In [1]:
%matplotlib inline
In [2]:
import os
import sys
# Modify the path
sys.path.append("..")
import yellowbrick as yb
In [3]:
texts = {
'nursery_rhyme' : '''Baa, baa, black sheep,
Have you any wool?
Yes, sir, yes, sir,
Three bags full;
One for the master,
And one for the dame,
And one for the little boy
Who lives down the lane.''',
'algebra' : '''Algebra (from Arabic "al-jabr" meaning
"reunion of broken parts") is one of the
broad parts of mathematics, together with
number theory, geometry and analysis. In
its most general form, algebra is the study
of mathematical symbols and the rules for
manipulating these symbols; it is a unifying
thread of almost all of mathematics.''',
'french_silk' : '''In a small saucepan, combine sugar and eggs
until well blended. Cook over low heat, stirring
constantly, until mixture reaches 160° and coats
the back of a metal spoon. Remove from the heat.
Stir in chocolate and vanilla until smooth. Cool
to lukewarm (90°), stirring occasionally. In a small
bowl, cream butter until light and fluffy. Add cooled
chocolate mixture; beat on high speed for 5 minutes
or until light and fluffy. In another large bowl,
beat cream until it begins to thicken. Add
confectioners' sugar; beat until stiff peaks form.

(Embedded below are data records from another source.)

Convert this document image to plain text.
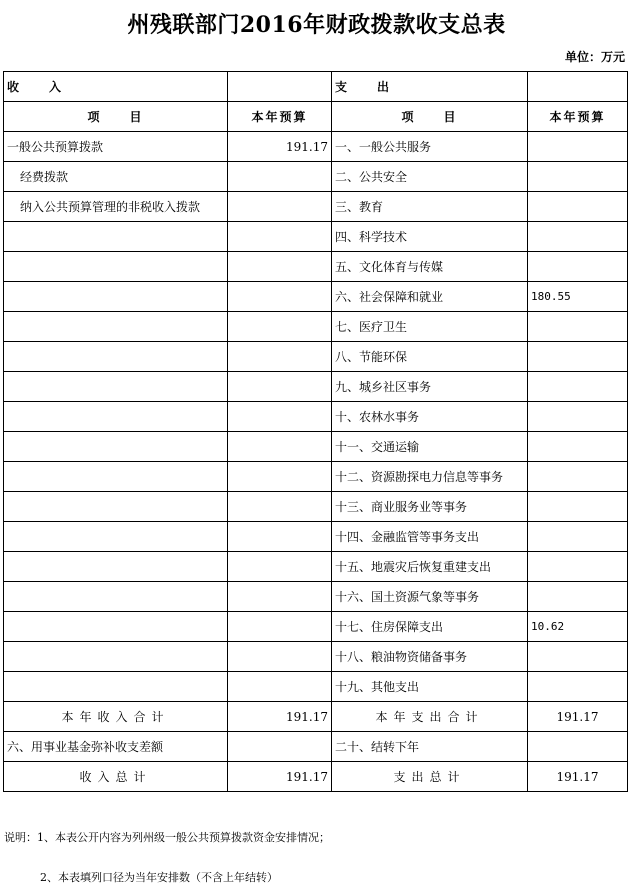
州残联部门2016年财政拨款收支总表
单位：万元
收　　入		支　　出	
项　　目	本年预算	项　　目	本年预算
一般公共预算拨款	191.17	一、一般公共服务	
经费拨款		二、公共安全	
纳入公共预算管理的非税收入拨款		三、教育	
		四、科学技术	
		五、文化体育与传媒	
		六、社会保障和就业	180.55
		七、医疗卫生	
		八、节能环保	
		九、城乡社区事务	
		十、农林水事务	
		十一、交通运输	
		十二、资源勘探电力信息等事务	
		十三、商业服务业等事务	
		十四、金融监管等事务支出	
		十五、地震灾后恢复重建支出	
		十六、国土资源气象等事务	
		十七、住房保障支出	10.62
		十八、粮油物资储备事务	
		十九、其他支出	
本年收入合计	191.17	本年支出合计	191.17
六、用事业基金弥补收支差额		二十、结转下年	
收入总计	191.17	支出总计	191.17
说明：1、本表公开内容为列州级一般公共预算拨款资金安排情况；
2、本表填列口径为当年安排数（不含上年结转）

Fold into chocolate mixture. Pour into crust. Chill
for at least 6 hours before serving. Garnish with
whipped cream and chocolate curls if desired. '''
}
In [4]:
##########################################################################
# Imports
##########################################################################
from yellowbrick.text.base import TextVisualizer
##########################################################################
# PosTagVisualizer
##########################################################################
class PosTagVisualizer(TextVisualizer):
"""
A part-of-speech tag visualizer colorizes text to enable
the user to visualize the proportions of nouns, verbs, etc.

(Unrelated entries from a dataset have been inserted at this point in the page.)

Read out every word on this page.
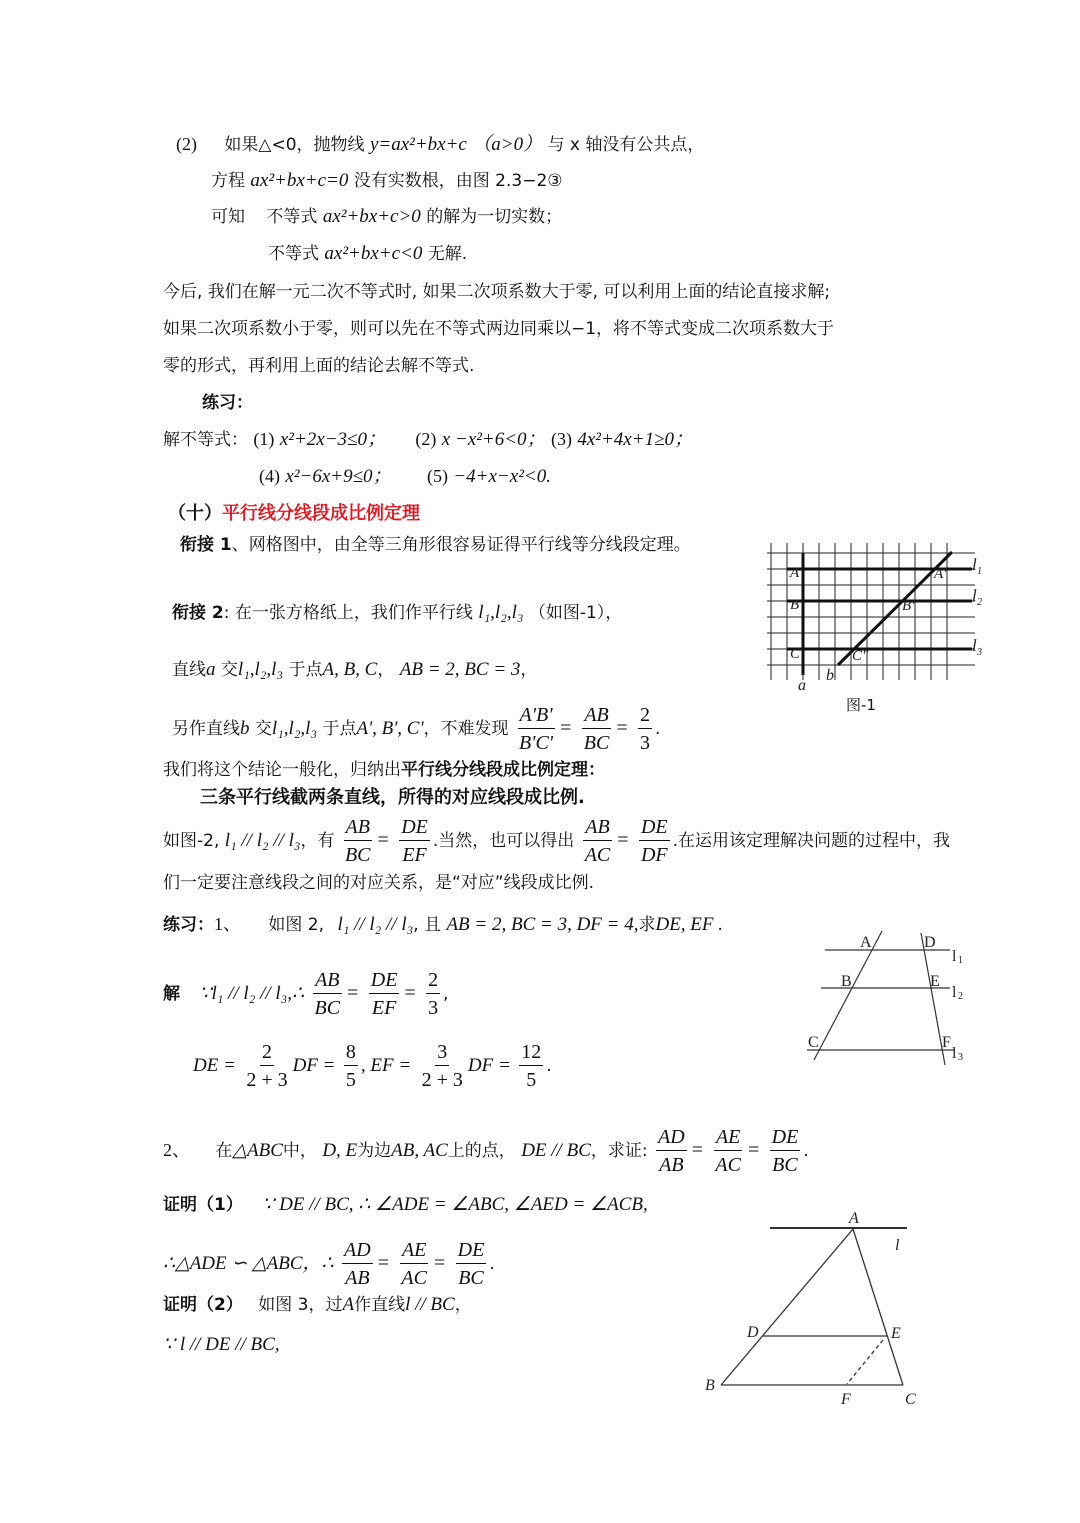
(2) 如果△<0，抛物线 y=ax²+bx+c （a>0） 与 x 轴没有公共点，
方程 ax²+bx+c=0 没有实数根，由图 2.3−2③
可知 不等式 ax²+bx+c>0 的解为一切实数；
不等式 ax²+bx+c<0 无解.
今后, 我们在解一元二次不等式时, 如果二次项系数大于零, 可以利用上面的结论直接求解;
如果二次项系数小于零，则可以先在不等式两边同乘以−1，将不等式变成二次项系数大于
零的形式，再利用上面的结论去解不等式.
练习：
解不等式： (1) x²+2x−3≤0； (2) x −x²+6<0； (3) 4x²+4x+1≥0；
(4) x²−6x+9≤0； (5) −4+x−x²<0.
（十）平行线分线段成比例定理
衔接 1、网格图中，由全等三角形很容易证得平行线等分线段定理。
衔接 2: 在一张方格纸上，我们作平行线 l₁,l₂,l₃ （如图-1），
直线a 交l₁,l₂,l₃ 于点A, B, C， AB = 2, BC = 3，
另作直线b 交l₁,l₂,l₃ 于点A', B', C'，不难发现 $\frac{A'B'}{B'C'} = \frac{AB}{BC} = \frac{2}{3}$ .
我们将这个结论一般化，归纳出平行线分线段成比例定理：
三条平行线截两条直线，所得的对应线段成比例.
如图-2, l₁ // l₂ // l₃，有 $\frac{AB}{BC} = \frac{DE}{EF}$ .当然，也可以得出 $\frac{AB}{AC} = \frac{DE}{DF}$ .在运用该定理解决问题的过程中，我
们一定要注意线段之间的对应关系，是“对应”线段成比例.
练习：1、 如图 2, l₁ // l₂ // l₃, 且 AB = 2, BC = 3, DF = 4,求DE, EF .
解 ∵l₁ // l₂ // l₃,∴ $\frac{AB}{BC} = \frac{DE}{EF} = \frac{2}{3}$ ,
DE = $\frac{2}{2 + 3}$ DF = $\frac{8}{5}$ , EF = $\frac{3}{2 + 3}$ DF = $\frac{12}{5}$ .
2、 在△ABC中， D, E为边AB, AC上的点， DE // BC，求证: $\frac{AD}{AB} = \frac{AE}{AC} = \frac{DE}{BC}$ .
证明（1） ∵ DE // BC, ∴ ∠ADE = ∠ABC, ∠AED = ∠ACB,
∴△ADE ∽ △ABC，∴ $\frac{AD}{AB} = \frac{AE}{AC} = \frac{DE}{BC}$ .
证明（2） 如图 3，过A作直线l // BC，
∵ l // DE // BC,
A
B
C
A'
B'
C"
l 1
l 2
l 3
a
b
图-1
A	D
B	E
C	F
l 1
l 2
l 3
A
l
D	E
B
F	C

and to use this information to make decisions about text
normalization (e.g. stemming vs lemmatization) and
vectorization.
Parameters
----------
kwargs : dict
Pass any additional keyword arguments to the super class.
cmap : dict
ANSII colormap
These parameters can be influenced later on in the visualization
process, but can and should be set as early as possible.
"""
def __init__(self, ax=None, **kwargs):
"""
Initializes the base frequency distributions with many
of the options required in order to make this
visualization work.
"""
super(PosTagVisualizer, self).__init__(ax=ax, **kwargs)
# TODO: hard-coding in the ANSII colormap for now.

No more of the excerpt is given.